Au total, si l'érosion côtière est un phénomène naturel, l'ensemble des activités d'exploitation du littoral en accroît les effets, en déstabilisant les côtes et leur environnement marin immédiat (dans le delta nord du Nil, à l'est de Rosette, la côte a reculé de 100 mètres en certains endroits.)

Enfin, on doit rappeler que l'extension des activités agricoles près du littoral se fait généralement par drainage des zones humides qui sont un des réceptacles de la biodiversité méditerranéenne. Les lacs du delta du Nil en portent le témoignage : la surface du lac Maryut a reculé de 25 % et celle du lac Manzala de 28 % en vingt ans.

Par ailleurs, l'activité humaine peut également amplifier des événements climatiques naturels (crues, épisodes de canicule) et modifier la qualité de l'eau et des sédiments (degré de salinisation, modification granulométrique des sédiments).

C'est, par exemple, le cas des barrages réservoirs situés en amont qui limitent le déversement des alluvions dans les deltas et diminuent les apports d'eau douce ( sur ce point, on doit rappeler que le débit du Nil est passé de 84 km3/an à 6 km3/an après la mise en fonctionnement du barrage d'Assouan ).

Le tableau ci-après permet de visualiser la diminution 24 ( * ) de ces apports en cinquante ans :

Une conséquence peu connue de l'implantation de ces barrages est qu'ils ralentissent les courants dans les fleuves avec les effets suivants : les vases en suspension se déplacent vers la mer alors que les sables dans les fonds ne migrent qu'en cas de fort courant.
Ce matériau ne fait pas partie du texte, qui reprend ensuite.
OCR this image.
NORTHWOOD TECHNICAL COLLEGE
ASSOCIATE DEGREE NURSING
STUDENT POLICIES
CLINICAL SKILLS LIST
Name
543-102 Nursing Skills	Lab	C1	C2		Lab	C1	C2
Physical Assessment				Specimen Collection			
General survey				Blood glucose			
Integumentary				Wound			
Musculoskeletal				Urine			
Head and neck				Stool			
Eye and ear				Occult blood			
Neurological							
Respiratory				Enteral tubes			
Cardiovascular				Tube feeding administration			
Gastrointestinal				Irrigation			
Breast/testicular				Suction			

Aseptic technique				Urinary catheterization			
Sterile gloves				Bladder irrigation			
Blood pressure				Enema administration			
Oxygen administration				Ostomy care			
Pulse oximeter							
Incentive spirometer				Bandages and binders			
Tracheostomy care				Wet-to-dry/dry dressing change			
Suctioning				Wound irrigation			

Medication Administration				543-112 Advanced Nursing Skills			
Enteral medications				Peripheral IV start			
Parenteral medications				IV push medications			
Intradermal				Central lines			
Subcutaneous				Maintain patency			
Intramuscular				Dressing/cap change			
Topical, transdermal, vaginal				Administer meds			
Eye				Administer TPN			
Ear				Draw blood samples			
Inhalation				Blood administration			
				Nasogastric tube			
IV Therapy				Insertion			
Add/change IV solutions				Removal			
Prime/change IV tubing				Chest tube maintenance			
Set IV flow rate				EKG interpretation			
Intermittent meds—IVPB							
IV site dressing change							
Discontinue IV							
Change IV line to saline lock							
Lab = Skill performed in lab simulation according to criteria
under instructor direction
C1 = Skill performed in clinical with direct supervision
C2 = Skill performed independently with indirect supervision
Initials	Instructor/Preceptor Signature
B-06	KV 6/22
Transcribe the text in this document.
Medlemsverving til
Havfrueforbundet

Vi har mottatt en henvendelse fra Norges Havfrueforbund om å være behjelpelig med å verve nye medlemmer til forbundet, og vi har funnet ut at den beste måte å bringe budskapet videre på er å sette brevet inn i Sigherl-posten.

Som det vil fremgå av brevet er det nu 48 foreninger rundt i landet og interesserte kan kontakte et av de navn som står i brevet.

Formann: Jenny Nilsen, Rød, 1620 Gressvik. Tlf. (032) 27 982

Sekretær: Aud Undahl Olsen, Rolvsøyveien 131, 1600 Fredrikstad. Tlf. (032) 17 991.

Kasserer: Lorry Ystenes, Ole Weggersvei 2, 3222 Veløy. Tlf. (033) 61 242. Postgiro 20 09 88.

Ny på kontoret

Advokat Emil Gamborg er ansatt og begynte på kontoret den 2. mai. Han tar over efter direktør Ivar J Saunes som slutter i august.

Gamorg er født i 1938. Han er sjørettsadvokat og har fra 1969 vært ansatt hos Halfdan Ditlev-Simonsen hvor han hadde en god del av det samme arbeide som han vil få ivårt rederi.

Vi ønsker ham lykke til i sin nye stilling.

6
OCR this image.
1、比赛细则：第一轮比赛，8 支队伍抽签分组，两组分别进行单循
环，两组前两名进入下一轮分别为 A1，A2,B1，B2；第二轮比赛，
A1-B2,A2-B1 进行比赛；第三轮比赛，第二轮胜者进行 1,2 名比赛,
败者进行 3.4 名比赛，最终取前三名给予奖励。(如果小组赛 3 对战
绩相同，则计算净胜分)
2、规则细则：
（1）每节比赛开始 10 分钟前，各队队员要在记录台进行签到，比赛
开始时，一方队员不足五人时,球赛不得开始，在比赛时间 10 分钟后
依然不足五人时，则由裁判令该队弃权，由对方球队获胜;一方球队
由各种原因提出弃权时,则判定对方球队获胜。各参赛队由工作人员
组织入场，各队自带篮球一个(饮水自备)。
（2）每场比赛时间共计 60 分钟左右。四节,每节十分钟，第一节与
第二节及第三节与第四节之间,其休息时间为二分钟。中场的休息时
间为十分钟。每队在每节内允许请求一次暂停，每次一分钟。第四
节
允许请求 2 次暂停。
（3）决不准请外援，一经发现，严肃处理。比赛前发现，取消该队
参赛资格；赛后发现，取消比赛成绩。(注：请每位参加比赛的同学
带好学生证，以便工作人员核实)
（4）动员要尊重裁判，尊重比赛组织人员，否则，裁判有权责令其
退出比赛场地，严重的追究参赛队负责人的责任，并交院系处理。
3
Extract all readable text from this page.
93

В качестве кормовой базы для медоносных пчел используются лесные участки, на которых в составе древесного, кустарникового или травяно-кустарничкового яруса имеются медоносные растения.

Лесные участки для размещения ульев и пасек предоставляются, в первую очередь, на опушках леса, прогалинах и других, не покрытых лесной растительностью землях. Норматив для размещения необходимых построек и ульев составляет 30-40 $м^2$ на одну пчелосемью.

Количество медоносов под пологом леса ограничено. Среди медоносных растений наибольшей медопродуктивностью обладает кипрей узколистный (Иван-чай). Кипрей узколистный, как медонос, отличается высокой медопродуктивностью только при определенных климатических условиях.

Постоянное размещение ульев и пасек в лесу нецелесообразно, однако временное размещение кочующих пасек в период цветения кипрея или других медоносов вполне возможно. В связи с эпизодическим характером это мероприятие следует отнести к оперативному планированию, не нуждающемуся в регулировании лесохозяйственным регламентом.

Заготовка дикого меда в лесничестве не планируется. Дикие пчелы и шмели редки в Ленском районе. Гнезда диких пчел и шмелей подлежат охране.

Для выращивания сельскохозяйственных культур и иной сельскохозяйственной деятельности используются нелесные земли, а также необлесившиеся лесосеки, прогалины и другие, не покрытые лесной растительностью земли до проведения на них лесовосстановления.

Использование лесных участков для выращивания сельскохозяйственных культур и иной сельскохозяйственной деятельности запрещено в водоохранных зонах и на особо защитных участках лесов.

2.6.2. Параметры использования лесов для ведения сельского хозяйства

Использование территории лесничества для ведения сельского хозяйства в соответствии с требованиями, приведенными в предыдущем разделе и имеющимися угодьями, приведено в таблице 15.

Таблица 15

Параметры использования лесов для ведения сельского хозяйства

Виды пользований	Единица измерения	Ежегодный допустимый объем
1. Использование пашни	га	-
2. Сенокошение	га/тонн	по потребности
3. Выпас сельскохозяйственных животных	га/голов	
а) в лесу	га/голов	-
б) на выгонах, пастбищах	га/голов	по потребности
Or, ce phénomène affecte les équilibres physiques des zones côtières et a un effet indirect sur la composition chimique de leurs eaux car les contaminants se fixent plus fortement à la vase qu'au sable (1 gramme de vase = 10 cm² de surface, 1 gramme de sable = 1 cm² de surface).

Enfin, la minéralisation des sols , en cas de débordements fluviaux ou de pointe de pluviométrie accroît la turbidité des eaux et modifie la composition des apports terrestres en drainant plusieurs types de pollution.

Par exemple, dans le cadre des travaux d'élaboration du contrat de la baie de Toulon, une estimation des flux polluants par l'Agence de l'eau Rhône-Méditerranée-Corse a montré que les apports annuels à la mer de matière en suspension résultaient :

- pour 14 % des stations d'épuration,

- pour 5 % des zones portuaires,

- pour 39 % des rejets industriels,

- et pour 42 % des ruissellements urbains des bassins versants 25 ( * ) .

D'où l'intérêt, lors d'opérations nouvelles d'urbanismes de prévoir des coupures vertes qui retiennent les ruissellements des bassins versants et de préimplanter des bassins d'orages avec des installations d'épuration. D'où l'intérêt également de curer plus activement les cours d'eau pour éviter leurs débordements en cas d'inondation.

Il va de soi que ce type de programmation urbaine qui n'est pas toujours facile à réaliser en Méditerranée occidentale ne fait pas partie des priorités dans les grandes conurbanisations du Sud et de l'Est du Bassin.


* 23 Un spécialiste des courants entendu, M. Garreau, de l'IFREMER, a aussi indiqué à votre rapporteur que la dissolution des polluants dans le milieu n'était pas totale, tout au moins dans le court terme, car les règles de circulation des courants font que les masses d'eaux polluées migrent, sans nécessairement se mélanger à l'eau environnementale.

* 24 Mesurée par la baisse des débits fluviaux.

* 25 A titre d'illustration du caractère très hétérogène de ce type de pollution, les mesures effectuées on permis de constater la disparition des eaux de la rade du « Super 98 », un an après son retrait des ventes.